Alors que je l’aperçus, nos regards se croisèrent. A ce qu’il reflétait, j’étais sur maintenant qu’il ne m’avait jusque là jamais fait de cinéma. Tout ce que j’avais avancé était vrai et Quentin
le forçait à coucher avec d’autres hommes. Il n’était pas ce que sa réputation disait, à savoir une pute. Je le vis soudain attraper son verre et le finir cul sec. Je sentis un souffle chaud dans
mon cou, suivit d’une langue. Mon futur coup s’impatientais, et tentais de me rappeler sa présence. Mais mon attention fut de nouveau distraite lorsque que je vis Thomas me lancer un dernier
regard avant de se lever et de prendre la direction des escaliers qui montaient à ma chambre. Etonné et surtout surpris, je m’excusai plus par obligation que par envie à l’homme qui me collait et
partis à la suite de Thomas. Mon pas se pressa. Je me rendais compte que j’avais vraiment hâte de le revoir. Arrivé aux escaliers, je ne le vis pas et curieux je montais les marches. Il était
encore assez tôt, et il n’y avait pas beaucoup de monde dans les couloirs. Alors que j’allais tourner, pour prendre le dernier escalier, marchant dans la peine ombre, je me
sentis tiré en arrière par l’épaule ; j’eux à peine le temps de me retourner, que les lèvres de Thomas se déposèrent à mon plus grand plaisir sur les miennes. Ce contact fut presque
électrique et me donna des frissons de contentement. Je m’agrippai à lui comme si je venais de le retrouvais après l’avoir perdu pendant des années. Ma langue partit à la rencontre de ses lèvres,
les caressant comme pour goûter leur saveur. Semblant en avoir autant envie que moi, cette fois-ci Thomas ne pris pas peur à ce contact.

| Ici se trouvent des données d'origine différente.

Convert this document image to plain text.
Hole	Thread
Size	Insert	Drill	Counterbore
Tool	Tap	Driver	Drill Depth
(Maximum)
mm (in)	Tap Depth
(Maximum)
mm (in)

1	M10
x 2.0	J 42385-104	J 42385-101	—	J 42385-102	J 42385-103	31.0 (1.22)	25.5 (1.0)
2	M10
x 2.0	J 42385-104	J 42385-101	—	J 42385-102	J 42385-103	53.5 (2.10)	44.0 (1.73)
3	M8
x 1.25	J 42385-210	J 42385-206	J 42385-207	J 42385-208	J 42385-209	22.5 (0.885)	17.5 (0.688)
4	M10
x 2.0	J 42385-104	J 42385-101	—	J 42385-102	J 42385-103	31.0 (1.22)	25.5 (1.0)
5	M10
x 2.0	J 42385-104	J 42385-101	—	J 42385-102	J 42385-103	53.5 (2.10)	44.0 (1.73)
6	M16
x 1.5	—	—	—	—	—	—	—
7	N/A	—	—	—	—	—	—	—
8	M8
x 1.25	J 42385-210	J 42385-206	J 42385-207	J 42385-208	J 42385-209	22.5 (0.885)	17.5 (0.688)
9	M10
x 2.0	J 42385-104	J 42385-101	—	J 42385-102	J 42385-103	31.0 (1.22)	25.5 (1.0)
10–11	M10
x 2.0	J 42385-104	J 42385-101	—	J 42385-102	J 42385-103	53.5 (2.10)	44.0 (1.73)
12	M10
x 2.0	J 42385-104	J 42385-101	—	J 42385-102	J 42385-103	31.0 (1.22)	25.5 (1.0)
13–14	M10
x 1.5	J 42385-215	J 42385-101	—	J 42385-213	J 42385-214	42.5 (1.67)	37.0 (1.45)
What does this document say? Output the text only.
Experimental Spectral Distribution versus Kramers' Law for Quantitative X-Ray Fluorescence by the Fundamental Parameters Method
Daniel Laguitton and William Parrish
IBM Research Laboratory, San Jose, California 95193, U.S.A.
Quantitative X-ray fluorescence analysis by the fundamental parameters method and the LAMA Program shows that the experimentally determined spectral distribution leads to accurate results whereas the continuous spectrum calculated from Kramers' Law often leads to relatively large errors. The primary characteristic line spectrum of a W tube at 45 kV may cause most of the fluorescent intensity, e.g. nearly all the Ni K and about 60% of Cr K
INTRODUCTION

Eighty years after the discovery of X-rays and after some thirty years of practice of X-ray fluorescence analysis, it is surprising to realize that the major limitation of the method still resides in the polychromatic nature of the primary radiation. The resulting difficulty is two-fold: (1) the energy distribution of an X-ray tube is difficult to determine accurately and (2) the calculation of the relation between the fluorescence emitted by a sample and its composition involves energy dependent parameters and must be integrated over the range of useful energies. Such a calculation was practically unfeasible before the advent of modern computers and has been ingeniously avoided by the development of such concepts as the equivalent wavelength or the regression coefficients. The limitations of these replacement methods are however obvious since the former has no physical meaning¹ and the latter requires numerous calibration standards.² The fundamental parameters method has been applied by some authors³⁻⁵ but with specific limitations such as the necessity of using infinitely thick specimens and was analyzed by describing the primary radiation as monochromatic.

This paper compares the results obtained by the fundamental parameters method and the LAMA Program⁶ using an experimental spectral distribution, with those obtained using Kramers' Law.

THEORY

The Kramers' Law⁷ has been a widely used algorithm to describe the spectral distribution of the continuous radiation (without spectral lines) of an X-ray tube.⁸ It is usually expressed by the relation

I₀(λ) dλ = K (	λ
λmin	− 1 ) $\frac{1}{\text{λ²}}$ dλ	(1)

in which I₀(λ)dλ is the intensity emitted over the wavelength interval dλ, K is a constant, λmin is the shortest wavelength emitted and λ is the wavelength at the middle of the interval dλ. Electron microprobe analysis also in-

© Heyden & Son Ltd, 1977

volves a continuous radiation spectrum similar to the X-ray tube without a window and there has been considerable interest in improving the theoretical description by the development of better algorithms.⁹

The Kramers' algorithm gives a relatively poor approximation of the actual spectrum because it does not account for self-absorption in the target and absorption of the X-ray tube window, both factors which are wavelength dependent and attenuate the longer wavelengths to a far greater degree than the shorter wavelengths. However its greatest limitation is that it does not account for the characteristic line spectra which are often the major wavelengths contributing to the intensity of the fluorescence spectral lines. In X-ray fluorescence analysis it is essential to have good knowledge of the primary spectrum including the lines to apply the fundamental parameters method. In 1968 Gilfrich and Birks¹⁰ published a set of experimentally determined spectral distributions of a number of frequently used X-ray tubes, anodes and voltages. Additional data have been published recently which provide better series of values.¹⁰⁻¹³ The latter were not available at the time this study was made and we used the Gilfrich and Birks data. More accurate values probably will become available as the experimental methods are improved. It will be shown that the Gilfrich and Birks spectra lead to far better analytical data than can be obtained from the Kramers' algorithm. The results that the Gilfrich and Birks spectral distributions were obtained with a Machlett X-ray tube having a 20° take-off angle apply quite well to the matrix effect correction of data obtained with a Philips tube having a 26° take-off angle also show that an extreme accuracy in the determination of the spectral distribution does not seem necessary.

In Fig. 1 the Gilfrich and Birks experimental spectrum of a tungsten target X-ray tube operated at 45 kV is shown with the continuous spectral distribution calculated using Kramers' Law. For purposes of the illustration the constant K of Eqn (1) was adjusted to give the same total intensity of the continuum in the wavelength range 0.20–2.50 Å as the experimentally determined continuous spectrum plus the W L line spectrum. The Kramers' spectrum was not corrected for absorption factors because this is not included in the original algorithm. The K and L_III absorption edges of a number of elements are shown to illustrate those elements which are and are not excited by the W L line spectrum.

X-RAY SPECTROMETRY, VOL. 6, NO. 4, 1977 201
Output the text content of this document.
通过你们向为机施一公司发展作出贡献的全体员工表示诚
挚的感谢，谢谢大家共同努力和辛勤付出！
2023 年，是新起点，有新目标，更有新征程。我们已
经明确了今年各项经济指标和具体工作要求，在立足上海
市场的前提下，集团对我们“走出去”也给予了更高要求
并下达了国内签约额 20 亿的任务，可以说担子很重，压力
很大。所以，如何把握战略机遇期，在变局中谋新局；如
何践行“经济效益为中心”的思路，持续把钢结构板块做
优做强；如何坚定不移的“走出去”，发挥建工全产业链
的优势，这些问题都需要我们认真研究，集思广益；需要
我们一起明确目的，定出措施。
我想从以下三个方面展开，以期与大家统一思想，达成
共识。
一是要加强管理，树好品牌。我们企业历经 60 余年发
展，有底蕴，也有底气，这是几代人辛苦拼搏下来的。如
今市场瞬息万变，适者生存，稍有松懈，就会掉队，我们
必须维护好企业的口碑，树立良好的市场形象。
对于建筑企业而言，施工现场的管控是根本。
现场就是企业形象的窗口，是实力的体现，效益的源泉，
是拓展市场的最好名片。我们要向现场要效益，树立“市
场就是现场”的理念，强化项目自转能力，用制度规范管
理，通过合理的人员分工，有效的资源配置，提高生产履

Au contraire, ses lèvres s’entrouvrirent en une simple invitation. Je ne me fis évidemment pas prier, mais j’allais le faire avec une douceur extrême. Même s’il semblait avoir envie de
m’embrasser, ce n’était pas pour autant que je devais être brusque avec lui. Tout en caressant ses lèvres, je fis glisser ma langue un peu plus, effleurant à peine la sienne. Elle avait un léger
goût d’alcool. Rien qu’à sa manière d’être, je compris qu’il n’avait pas juste finis son premier verre tout à l’heure. Thomas était légèrement saoul, ce qui expliquait son côté légèrement plus
entreprenant. Je refrénais un instant mon envie de l’embrasser avec bien plus de passion et d’empressement. Mon envie de lui, de son corps tout entier, de le posséder une nouvelle fois était plus
que présente. Après plusieurs effleurements, je pus commencer à sentir son impatience. Certes il ne l’exprimait pas clairement, mais son corps se tendait. Je caressais donc cette fois sa langue
bien plus franchement, avant de nous laisser aller dans ce baiser. Dieu comme il embrassait bien. Je passais bientôt mes mains derrière sa nuque dans l’optique de l’attirait encore plus près de
moi. Plus un seul millimètre de distance ne séparait nos corps. Jamais je ne m’étais sentit aussi dépendant de quelqu’un niveau cul. Je ressentais un manque plus qu’important et vu la façon dont
je l’embrassais, Thomas devait clairement le comprendre. Lentement, je le poussais, le faisant reculer, cédant à la tension qui régnait dans le couloir. Ma main valide glissait maintenant jusqu’à
ses fesses, le massant le plus érotiquement possible dans le but d’attiser son désir. Sa langue avait finit par se soumettre à la mienne, bien que son baiser me rendait fou. Je l’aurais bien pris
tout de suite, me demandant d’ailleurs ce qui me retenait. Les mains de Thomas finire par passer fébrilement autour de ma taille et je me dis que ce geste là avait du être aidé par l’alcool. Le
voir aussi passif, avait finalement quelque chose de frustrant. Certes j’aimais embraser son corps, mais une caresse de sa part n’aurait pas été de refus.